Antes del texto de Martínez, el lector puede ver un documental animado en el cual un hombre relata en primera persona su historia de refugiado. Las ilustraciones en movimiento acompañan el relato que surge de la memoria reciente. Este video ejemplifica el nivel más básico de relaciones transtextuales, el de la intertextualidad manifestada a través de la cita del discurso del otro. El texto de Óscar Martínez no es el único que conforma la obra; el lector está expuesto a videos breves que dialogan con otras primeras personas, como también es el caso del documental “Buscando la paz en México: Una familia dividida por la violencia de las maras”, el cual es relatado en primera persona por la madre de una familia salvadoreña deportada de México. En ambos videos pareciera que la voz de las víctimas nos llega sin mediaciones, como si fuera una historia relatada por ellos mismos, con el acento y el vocabulario que le otorga una identidad distinta al autor del texto principal. Sin embargo, la historia tiene un límite de tiempo y es evidente que ha sido editada; el narrador interviene en frases escritas sobre la imagen en movimiento.

La ilusión polifónica es más difícil de sostenerse en el caso del “audiobook”. Al inicio del texto, el lector es advertido que la lectura le tomará “unos 90 minutos” y se le invita a hacer click en el botón “escuchar relato”. Narrada únicamente por Óscar Martínez, la historia en formato de audiolibro no hace diferencia entre la voz del narrador y la de los personajes citados de manera directa. La voz del autor se confunde con la de sus entrevistados, es una sola, sin inflexiones ni cambios de tono, libre de los signos lingüísticos que en la escritura marcan las diferencias entre distintos discursos.

La metatextualidad también está presente en la crónica de Martínez a manera de comentarios de tipo ensayístico, aunque de forma quizá más sutil, en tono menos irónico que en el caso de Caparros:

Basta venir a este albergue, conversar con los que pasan el rato alrededor de la cancha, para darse cuenta de que una de las razones por las que el norte de Centroamérica no tiene una cifra de homicidios aún más espantosa es porque mucha de su gente se salva sola. Era gente muerta caminando. Decidieron, sin ayuda de ninguna autoridad, seguir viviendo. Se calcula que este año más de 20.000 personas pedirán asilo en México. Cuántos de ellos serían si no un número más en las estadísticas de la muerte centroamericana: ¿10, 100, 1.000, 10.000? (parte 8, párr. 7)
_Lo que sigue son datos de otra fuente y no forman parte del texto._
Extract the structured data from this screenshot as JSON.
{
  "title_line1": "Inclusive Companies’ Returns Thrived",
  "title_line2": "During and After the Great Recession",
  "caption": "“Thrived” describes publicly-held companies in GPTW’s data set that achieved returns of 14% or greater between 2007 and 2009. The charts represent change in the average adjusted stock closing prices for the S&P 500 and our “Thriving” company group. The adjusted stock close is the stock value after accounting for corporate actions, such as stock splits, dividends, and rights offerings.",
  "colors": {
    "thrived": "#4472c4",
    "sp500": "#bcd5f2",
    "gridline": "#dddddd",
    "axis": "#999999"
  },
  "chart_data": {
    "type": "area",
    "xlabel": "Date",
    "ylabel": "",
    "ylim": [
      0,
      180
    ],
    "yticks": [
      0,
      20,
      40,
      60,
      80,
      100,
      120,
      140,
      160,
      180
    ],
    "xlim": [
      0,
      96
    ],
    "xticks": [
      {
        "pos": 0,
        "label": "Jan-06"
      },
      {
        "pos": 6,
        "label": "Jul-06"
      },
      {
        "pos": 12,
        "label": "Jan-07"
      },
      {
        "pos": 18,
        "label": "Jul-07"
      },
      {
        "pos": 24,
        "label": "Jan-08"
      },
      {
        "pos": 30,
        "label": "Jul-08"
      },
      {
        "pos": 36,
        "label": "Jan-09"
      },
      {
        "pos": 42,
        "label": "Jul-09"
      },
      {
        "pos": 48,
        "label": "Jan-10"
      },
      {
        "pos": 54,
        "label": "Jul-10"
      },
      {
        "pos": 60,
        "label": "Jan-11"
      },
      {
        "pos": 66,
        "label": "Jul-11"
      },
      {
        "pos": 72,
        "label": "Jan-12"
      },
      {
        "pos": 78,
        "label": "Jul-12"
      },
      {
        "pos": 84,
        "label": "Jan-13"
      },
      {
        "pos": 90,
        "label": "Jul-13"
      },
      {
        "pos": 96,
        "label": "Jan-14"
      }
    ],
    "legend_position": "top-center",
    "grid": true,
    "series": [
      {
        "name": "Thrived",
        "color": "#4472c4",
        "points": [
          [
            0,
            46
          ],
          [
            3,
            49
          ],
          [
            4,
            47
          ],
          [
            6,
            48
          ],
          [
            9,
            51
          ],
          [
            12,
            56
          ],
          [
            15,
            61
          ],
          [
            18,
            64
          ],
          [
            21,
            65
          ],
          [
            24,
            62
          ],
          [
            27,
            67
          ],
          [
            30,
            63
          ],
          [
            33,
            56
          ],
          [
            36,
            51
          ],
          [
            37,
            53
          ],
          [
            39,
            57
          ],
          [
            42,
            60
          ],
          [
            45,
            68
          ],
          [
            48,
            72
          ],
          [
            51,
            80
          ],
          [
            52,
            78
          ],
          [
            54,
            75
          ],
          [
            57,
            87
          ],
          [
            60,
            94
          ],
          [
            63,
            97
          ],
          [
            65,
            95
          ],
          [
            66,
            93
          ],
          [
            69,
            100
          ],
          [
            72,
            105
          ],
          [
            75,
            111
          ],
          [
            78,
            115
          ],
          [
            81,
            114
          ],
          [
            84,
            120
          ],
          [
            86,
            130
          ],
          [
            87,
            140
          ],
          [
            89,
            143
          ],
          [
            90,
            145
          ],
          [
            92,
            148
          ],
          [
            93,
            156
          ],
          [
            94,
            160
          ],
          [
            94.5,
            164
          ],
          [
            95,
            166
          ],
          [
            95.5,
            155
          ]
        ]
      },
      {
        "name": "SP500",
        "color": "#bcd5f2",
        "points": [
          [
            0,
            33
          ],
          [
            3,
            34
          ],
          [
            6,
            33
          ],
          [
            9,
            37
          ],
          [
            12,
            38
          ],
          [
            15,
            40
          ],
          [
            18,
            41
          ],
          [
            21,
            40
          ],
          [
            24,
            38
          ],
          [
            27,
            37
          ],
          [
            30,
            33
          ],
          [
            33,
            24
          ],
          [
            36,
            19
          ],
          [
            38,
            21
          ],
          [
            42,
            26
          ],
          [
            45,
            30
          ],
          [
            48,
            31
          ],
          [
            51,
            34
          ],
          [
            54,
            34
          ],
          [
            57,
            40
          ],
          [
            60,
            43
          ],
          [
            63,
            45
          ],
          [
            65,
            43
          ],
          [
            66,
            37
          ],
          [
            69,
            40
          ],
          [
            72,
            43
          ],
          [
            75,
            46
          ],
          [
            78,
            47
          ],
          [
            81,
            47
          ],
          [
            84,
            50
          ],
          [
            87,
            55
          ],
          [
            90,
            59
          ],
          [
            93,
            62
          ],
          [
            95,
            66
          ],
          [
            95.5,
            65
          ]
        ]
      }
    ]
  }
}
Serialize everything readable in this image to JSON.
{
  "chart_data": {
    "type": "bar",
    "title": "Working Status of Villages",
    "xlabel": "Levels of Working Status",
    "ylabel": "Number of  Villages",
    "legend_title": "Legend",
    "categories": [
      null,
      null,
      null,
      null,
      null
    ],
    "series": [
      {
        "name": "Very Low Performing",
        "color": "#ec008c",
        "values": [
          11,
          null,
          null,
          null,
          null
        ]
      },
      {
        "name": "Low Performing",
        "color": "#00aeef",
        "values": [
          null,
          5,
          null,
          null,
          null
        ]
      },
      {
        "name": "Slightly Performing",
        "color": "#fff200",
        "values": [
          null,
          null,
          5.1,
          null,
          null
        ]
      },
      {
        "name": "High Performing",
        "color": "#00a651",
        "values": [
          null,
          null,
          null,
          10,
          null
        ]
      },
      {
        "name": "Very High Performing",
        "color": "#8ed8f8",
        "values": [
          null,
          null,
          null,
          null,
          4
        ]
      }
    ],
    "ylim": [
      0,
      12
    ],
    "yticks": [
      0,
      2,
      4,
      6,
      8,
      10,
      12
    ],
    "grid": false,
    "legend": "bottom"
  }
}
El periodista no opina más, pero una imagen en movimiento concluye la historia de manera que el lector-espectador tiene la última palabra. El video enfoca a varias personas que caminan de prisa por la orilla de una carretera selvática. La cámara se mueve lentamente desde un automóvil o eso aparenta; es un movimiento de cámara tipo travelling lateral que evoca una situación de vigilancia. El espectador toma la posición de quien observa a los migrantes desde una patrulla. Los migrantes observan directamente a la cámara, es decir, a los ojos del espectador, mientras caminan cada vez más de prisa; no hay sonido, pero sus bocas gesticulan y sus rostros muestran angustia. En la pantalla aparecen frases a manera de subtítulos que traducen las voces sin sonido propio: “atrás viene la migra”, “cuidado con la migra”, “escóndanse” (parte 8, párr. 7).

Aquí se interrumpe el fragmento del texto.